Why brilliant people sometimes believe numpty things

I’ve encountered a number of marketing myths that continue to get repeated as fact, often by people orders of magnitude smarter than Uncle Chuckles.

It used to confuse me immensely until I came across the reason unexpectedly.

When I first loaded the book Thinking Fast and Slow into Apple Books, it ran to over a thousand pages.

I’m kind of a slow, pop in and pop out kind of reader and I could see this book taking up years of my life, so I made the decision not to make any notes while going through it.

When I’d finished, I’d very nearly stuck to that decision, but not quite.

I made a single note when the development of prospect theory was being described.

The note I made though was more related to the utility theory that was disproved and superseded by prospect theory.

The previous theory had been widely accepted for a century or so, but it fell over very quickly when the concept of prospect theory was shared.

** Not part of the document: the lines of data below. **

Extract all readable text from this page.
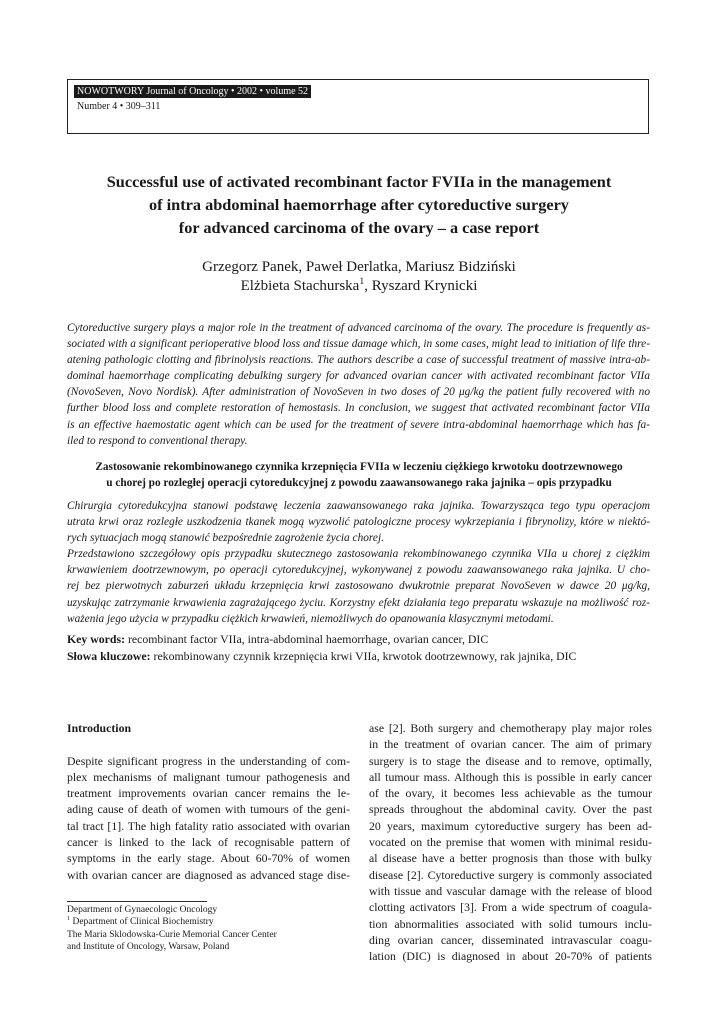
NOWOTWORY Journal of Oncology • 2002 • volume 52
Number 4 • 309–311
Successful use of activated recombinant factor FVIIa in the management
of intra abdominal haemorrhage after cytoreductive surgery
for advanced carcinoma of the ovary – a case report
Grzegorz Panek, Paweł Derlatka, Mariusz Bidziński
Elżbieta Stachurska$^1$, Ryszard Krynicki
Cytoreductive surgery plays a major role in the treatment of advanced carcinoma of the ovary. The procedure is frequently as-
sociated with a significant perioperative blood loss and tissue damage which, in some cases, might lead to initiation of life thre-
atening pathologic clotting and fibrinolysis reactions. The authors describe a case of successful treatment of massive intra-ab-
dominal haemorrhage complicating debulking surgery for advanced ovarian cancer with activated recombinant factor VIIa
(NovoSeven, Novo Nordisk). After administration of NovoSeven in two doses of 20 μg/kg the patient fully recovered with no
further blood loss and complete restoration of hemostasis. In conclusion, we suggest that activated recombinant factor VIIa
is an effective haemostatic agent which can be used for the treatment of severe intra-abdominal haemorrhage which has fa-
iled to respond to conventional therapy.
Zastosowanie rekombinowanego czynnika krzepnięcia FVIIa w leczeniu ciężkiego krwotoku dootrzewnowego
u chorej po rozległej operacji cytoredukcyjnej z powodu zaawansowanego raka jajnika – opis przypadku
Chirurgia cytoredukcyjna stanowi podstawę leczenia zaawansowanego raka jajnika. Towarzysząca tego typu operacjom
utrata krwi oraz rozległe uszkodzenia tkanek mogą wyzwolić patologiczne procesy wykrzepiania i fibrynolizy, które w niektó-
rych sytuacjach mogą stanowić bezpośrednie zagrożenie życia chorej.
Przedstawiono szczegółowy opis przypadku skutecznego zastosowania rekombinowanego czynnika VIIa u chorej z ciężkim
krwawieniem dootrzewnowym, po operacji cytoredukcyjnej, wykonywanej z powodu zaawansowanego raka jajnika. U cho-
rej bez pierwotnych zaburzeń układu krzepnięcia krwi zastosowano dwukrotnie preparat NovoSeven w dawce 20 μg/kg,
uzyskując zatrzymanie krwawienia zagrażającego życiu. Korzystny efekt działania tego preparatu wskazuje na możliwość roz-
ważenia jego użycia w przypadku ciężkich krwawień, niemożliwych do opanowania klasycznymi metodami.
Key words: recombinant factor VIIa, intra-abdominal haemorrhage, ovarian cancer, DIC
Słowa kluczowe: rekombinowany czynnik krzepnięcia krwi VIIa, krwotok dootrzewnowy, rak jajnika, DIC
Introduction
Despite significant progress in the understanding of com-
plex mechanisms of malignant tumour pathogenesis and
treatment improvements ovarian cancer remains the le-
ading cause of death of women with tumours of the geni-
tal tract [1]. The high fatality ratio associated with ovarian
cancer is linked to the lack of recognisable pattern of
symptoms in the early stage. About 60-70% of women
with ovarian cancer are diagnosed as advanced stage dise-
ase [2]. Both surgery and chemotherapy play major roles
in the treatment of ovarian cancer. The aim of primary
surgery is to stage the disease and to remove, optimally,
all tumour mass. Although this is possible in early cancer
of the ovary, it becomes less achievable as the tumour
spreads throughout the abdominal cavity. Over the past
20 years, maximum cytoreductive surgery has been ad-
vocated on the premise that women with minimal residu-
al disease have a better prognosis than those with bulky
disease [2]. Cytoreductive surgery is commonly associated
with tissue and vascular damage with the release of blood
clotting activators [3]. From a wide spectrum of coagula-
tion abnormalities associated with solid tumours inclu-
ding ovarian cancer, disseminated intravascular coagu-
lation (DIC) is diagnosed in about 20-70% of patients
Department of Gynaecologic Oncology
$^1$ Department of Clinical Biochemistry
The Maria Sklodowska-Curie Memorial Cancer Center
and Institute of Oncology, Warsaw, Poland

This made Kahneman and Tversky wonder about how a theory that was clearly incorrect could have been accepted as correct for so long by so many brilliant minds.

We’re victims of evolution

What they came up with was the suggestion that once an idea has been accepted as correct, it makes no sense for anyone to waste time and energy trying to disprove it. That time and energy would be better spent trying to prove something new.

It seems quite logical as most living creatures have evolved to expend the minimal amount of energy to help ensure their survival.

Take a stroll around la maison Chuckles and you’ll likely think we’ve acquired a macabre collection of road kill, with so many dogs and cats sprawled unconscious around the place, resolutely ensuring their survival by only waking at meal times.

So if someone you know and trust shares something with you that they believe is true, you’re probably going to accept it as true. Why waste time and energy when you assume they must have already done the donkey work testing its truth.

If you believe it’s true today, unless someone disproves it, you’re going to believe it’s true tomorrow.

In ten years time, you’ll probably be even more convinced of its truth, because by then you’ve repeated it to countless more people. The last thing you want at that point is to discover it’s not true, because there could be tens, hundreds or even thousands of people you’ve shared that truth with.

By that point, the last thing you want is for it to be disproved.

Fortunately, the more people who hear and share the truth, the less likely it will be disproved.

Ideally, it won’t be disproved because it really is correct and true.

It’s not always the case though.

That’s how we find ourselves in a place where brilliant and not-so-brilliant minds come to believe numpty things.

I don’t know about you, but I dread to think how many long held beliefs I have that are, in reality, pure numpty.

I’ve got a few myth busting articles on this site and I know I’ve repeated most of them as true at some point.